A tipster alerted us to a small snafu involving the National Association of Beer Wholesalers’ annual Oktoberfest event in the Cannon Caucus Room. It seems that the event was accidentally, and temporarily, scheduled for next Wednesday, Oct. 12, which also happens to be sundown of Yom Kippur.

This would seem to pose a problem not only because observant Jews on the invite list wouldn’t be able to attend but because of the small indignity of celebrating a German tradition on a Jewish high holy day.

A Wholesalers spokeswoman explained that it was originally scheduled for Oct. 5, until the Speaker’s office informed the group the room had been double-booked that night and briefly moved it to the 12th.

The event now has a happy home on the 20th.

No harm, no foul, said a spokesman for another Washington organization, who was invited to the event and is Jewish himself.

“You don’t have to be a good Jew or a bad Jew to make that mistake,” he said, noting that he had to cancel an event of his own after checking the calendar.

“The timing of the holiday is really different this year.”

Catholic magazine lauds Mark Shields

You can call him the Honorable Mark Shields now.

Shields, the syndicated political columnist, former moderator of CNN’s “Capital Gang” panel and regular on the

“NewsHour with Jim Lehrer,” is the first recipient of the American Catholic in the Public Square Award.

The honor was bestowed by the independent liberal Catholic magazine Commonweal at a gala 80th anniversary dinner in New York late last month.

Shields was lauded by a bevy of political and religious leaders, including former Georgetown University President Leo O’Donovan S.J. and Kansas Gov.

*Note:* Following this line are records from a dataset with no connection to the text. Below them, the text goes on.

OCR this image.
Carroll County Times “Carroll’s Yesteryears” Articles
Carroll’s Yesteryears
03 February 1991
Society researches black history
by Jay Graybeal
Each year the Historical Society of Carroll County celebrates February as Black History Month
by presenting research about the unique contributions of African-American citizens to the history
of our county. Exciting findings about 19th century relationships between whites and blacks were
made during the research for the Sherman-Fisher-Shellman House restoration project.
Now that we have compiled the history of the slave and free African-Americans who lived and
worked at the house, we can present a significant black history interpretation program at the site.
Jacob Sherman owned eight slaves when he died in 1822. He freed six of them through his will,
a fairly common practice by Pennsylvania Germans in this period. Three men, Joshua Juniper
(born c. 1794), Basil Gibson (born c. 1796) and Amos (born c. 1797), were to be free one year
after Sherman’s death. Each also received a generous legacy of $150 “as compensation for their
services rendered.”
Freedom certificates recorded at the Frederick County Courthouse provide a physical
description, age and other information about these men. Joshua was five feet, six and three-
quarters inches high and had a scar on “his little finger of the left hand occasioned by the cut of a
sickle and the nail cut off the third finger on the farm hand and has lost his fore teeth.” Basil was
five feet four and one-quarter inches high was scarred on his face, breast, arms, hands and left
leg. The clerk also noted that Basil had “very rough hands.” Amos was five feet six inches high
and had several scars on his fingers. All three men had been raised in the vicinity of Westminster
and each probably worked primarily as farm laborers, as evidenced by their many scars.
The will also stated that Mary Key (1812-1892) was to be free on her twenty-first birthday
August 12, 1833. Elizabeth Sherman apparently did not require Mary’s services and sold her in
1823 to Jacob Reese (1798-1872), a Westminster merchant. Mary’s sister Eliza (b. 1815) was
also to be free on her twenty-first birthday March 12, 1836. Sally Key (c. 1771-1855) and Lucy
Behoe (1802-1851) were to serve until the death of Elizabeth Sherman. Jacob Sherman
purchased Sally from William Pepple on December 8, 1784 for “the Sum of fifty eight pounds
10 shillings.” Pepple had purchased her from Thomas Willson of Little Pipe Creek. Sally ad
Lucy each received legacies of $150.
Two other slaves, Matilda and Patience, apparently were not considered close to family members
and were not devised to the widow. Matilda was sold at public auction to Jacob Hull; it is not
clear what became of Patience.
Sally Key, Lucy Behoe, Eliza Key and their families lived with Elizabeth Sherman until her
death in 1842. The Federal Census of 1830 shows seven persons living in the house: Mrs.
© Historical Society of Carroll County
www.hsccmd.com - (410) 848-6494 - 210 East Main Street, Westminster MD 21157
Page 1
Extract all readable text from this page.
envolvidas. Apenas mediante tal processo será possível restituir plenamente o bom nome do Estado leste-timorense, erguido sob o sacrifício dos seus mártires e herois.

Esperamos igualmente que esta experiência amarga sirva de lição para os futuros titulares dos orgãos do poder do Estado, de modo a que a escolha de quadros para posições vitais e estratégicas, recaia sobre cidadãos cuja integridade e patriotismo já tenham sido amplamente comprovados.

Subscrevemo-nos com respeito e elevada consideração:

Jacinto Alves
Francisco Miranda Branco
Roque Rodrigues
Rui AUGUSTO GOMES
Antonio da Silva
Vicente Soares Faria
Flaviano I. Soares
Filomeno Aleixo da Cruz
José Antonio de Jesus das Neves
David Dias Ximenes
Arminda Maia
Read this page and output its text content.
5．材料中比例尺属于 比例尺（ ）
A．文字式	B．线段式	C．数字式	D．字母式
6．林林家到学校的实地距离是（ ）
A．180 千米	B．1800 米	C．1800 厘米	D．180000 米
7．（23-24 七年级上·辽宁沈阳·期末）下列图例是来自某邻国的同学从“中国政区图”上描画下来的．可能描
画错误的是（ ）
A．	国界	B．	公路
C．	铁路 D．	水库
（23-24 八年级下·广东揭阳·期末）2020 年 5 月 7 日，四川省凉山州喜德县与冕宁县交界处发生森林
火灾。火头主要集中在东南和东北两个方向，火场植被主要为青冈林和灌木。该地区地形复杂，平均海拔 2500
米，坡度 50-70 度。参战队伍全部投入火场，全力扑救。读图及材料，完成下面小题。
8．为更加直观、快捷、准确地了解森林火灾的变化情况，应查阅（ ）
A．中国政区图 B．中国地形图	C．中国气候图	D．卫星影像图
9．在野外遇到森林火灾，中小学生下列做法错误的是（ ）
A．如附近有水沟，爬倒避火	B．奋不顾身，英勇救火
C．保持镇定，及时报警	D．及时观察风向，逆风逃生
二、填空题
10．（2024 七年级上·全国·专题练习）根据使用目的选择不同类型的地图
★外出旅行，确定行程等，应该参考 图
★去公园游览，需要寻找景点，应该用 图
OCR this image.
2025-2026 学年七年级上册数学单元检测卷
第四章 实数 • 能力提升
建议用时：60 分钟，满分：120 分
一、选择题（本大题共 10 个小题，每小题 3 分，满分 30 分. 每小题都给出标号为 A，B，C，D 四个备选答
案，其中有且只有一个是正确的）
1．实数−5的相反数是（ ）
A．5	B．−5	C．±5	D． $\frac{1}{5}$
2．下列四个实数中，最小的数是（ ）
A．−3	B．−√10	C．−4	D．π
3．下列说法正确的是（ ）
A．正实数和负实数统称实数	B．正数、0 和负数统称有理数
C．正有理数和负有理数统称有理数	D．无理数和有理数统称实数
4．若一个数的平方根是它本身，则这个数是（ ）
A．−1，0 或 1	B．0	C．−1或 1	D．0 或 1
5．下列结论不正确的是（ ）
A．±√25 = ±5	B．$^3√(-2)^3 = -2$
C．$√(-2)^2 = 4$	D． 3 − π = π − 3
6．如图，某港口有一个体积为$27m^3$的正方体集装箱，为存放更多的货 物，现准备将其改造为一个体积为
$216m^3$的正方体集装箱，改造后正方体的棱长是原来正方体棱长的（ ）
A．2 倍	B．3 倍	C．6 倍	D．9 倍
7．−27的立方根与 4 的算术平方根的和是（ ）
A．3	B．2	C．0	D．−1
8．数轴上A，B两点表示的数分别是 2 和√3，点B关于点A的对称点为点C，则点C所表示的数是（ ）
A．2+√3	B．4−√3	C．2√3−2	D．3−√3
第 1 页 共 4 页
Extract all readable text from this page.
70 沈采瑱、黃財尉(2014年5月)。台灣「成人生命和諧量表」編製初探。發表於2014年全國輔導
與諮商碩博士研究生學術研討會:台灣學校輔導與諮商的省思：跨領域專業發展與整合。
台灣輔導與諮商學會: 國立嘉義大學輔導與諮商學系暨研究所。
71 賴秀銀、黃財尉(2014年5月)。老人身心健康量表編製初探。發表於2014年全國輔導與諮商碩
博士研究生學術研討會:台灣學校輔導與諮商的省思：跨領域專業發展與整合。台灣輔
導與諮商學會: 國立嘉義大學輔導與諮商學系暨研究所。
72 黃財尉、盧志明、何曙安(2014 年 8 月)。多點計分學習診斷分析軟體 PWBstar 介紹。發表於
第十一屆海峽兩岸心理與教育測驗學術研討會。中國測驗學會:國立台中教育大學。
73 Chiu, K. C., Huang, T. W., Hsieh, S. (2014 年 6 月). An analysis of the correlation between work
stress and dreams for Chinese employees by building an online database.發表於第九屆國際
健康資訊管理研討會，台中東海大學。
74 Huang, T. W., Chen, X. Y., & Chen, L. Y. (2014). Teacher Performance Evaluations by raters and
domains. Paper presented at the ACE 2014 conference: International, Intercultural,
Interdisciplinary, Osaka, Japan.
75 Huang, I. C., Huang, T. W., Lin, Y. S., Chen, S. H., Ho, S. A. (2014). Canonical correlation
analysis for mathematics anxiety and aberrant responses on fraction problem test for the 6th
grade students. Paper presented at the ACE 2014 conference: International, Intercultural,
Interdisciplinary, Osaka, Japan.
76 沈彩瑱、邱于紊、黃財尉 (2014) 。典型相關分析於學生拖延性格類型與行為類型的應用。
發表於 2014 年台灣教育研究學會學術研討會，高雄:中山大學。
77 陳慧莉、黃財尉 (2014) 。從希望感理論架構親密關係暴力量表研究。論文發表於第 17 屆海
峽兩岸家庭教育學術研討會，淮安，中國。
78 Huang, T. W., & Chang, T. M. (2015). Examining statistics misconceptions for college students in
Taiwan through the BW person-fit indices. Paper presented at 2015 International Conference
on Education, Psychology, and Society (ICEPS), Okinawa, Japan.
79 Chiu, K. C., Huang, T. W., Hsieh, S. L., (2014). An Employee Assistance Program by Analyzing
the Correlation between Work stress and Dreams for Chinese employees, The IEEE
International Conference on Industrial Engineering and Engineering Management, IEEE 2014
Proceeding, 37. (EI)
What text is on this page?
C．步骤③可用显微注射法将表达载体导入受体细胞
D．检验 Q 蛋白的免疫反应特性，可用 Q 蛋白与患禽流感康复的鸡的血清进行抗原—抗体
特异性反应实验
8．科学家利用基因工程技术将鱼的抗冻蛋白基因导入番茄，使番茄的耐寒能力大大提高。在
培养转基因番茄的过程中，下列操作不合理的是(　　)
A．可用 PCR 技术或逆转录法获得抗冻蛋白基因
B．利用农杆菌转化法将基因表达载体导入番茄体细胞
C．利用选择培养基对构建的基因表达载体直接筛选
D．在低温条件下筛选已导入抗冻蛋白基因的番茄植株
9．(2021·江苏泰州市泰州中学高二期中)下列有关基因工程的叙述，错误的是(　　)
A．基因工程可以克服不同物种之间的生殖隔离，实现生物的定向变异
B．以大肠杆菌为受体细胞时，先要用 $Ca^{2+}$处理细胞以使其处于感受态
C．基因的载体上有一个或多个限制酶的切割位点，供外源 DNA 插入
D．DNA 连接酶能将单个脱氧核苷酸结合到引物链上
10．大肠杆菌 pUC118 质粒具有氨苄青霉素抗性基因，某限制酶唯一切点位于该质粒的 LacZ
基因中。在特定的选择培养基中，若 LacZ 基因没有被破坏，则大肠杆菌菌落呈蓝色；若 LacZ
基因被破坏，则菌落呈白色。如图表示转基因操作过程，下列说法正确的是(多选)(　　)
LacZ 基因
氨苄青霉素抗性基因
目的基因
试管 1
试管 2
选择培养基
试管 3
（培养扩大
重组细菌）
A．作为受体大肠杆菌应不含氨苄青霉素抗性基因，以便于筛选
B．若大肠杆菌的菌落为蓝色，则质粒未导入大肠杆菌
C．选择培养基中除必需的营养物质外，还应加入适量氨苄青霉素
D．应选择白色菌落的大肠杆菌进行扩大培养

Kathleen Sibelius (D), who noted that Shields once managed the campaign of her father, former Ohio Gov. John Gilligan (D).

Sibelius praised Shields for his “ultimate optimism and Irish humor” and said he “envisions a much more Christian and just society than we have.”

Speaking to an audience of several hundred guests, including Tim Shriver, chairman of the Special Olympics, Shields stressed the importance of religious and moral values in the formation of public policy.

“Politics is nothing more and nothing less than the peaceable resolution of conflict among legitimate competing interests,” he said.